The Problem: Forgetting to apply modulo to intermediate results can lead to overflow, while applying it incorrectly can produce wrong results.

Solution: Ensure modulo is applied consistently after each arithmetic operation:

class Solution:
    def sumOfPower(self, nums: List[int]) -> int:
        MOD = 10**9 + 7
        nums.sort()
      
        total_sum = 0
        prefix_contribution = 0
      
        for current_num in reversed(nums):
            # Break down calculations to avoid overflow
            curr_squared = (current_num * current_num) % MOD
            curr_cubed = (curr_squared * current_num) % MOD
          
            # Add current element's contribution
            total_sum = (total_sum + curr_cubed) % MOD
          
            # Add prefix contribution
            contribution = (current_num * prefix_contribution) % MOD
            total_sum = (total_sum + contribution) % MOD
          
            # Update prefix for next iteration
            prefix_contribution = (2 * prefix_contribution + curr_squared) % MOD
      
        return total_sum

3. Misunderstanding the Prefix Contribution Update

The formula prefix_contribution = (2 * prefix_contribution + current_num^2) is crucial but easy to get wrong.

The Problem:

• Forgetting to multiply by 2 (which represents the doubling of subset counts)
• Adding current_num instead of current_num^2
• Updating prefix_contribution before using it in calculations

Solution: Always update prefix_contribution after using it in the current iteration's calculations, and ensure you're adding the square of the current number.

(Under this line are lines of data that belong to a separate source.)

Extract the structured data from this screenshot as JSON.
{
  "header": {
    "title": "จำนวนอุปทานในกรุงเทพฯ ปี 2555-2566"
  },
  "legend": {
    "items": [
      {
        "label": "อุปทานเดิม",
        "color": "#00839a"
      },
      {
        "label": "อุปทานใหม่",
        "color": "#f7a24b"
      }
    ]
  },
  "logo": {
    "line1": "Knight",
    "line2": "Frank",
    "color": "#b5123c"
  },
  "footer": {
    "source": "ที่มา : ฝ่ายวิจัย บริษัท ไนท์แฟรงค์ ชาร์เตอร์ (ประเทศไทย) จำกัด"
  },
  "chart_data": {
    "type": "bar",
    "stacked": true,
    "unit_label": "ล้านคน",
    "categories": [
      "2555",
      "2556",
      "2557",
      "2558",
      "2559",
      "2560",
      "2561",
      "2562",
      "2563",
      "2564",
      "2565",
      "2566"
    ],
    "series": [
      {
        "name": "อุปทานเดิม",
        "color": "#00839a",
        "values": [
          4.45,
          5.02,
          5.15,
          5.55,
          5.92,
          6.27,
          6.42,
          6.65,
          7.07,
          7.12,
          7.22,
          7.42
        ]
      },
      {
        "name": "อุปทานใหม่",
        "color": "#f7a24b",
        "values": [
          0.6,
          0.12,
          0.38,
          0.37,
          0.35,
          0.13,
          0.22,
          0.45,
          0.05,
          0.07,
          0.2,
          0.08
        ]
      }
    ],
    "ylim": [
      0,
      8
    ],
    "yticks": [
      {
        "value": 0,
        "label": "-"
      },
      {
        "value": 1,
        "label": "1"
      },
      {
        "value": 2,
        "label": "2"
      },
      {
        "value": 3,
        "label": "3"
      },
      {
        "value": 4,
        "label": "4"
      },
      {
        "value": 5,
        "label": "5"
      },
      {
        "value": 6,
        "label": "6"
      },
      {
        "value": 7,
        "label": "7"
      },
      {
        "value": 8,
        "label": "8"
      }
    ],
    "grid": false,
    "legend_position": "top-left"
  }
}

4. Processing Order Confusion

Processing the array in the wrong direction can lead to incorrect results.

The Problem: The algorithm relies on processing elements from largest to smallest (after sorting) to correctly accumulate the prefix contributions.

Solution: Always sort first, then process in reverse order using reversed(nums) or iterate with reverse indices.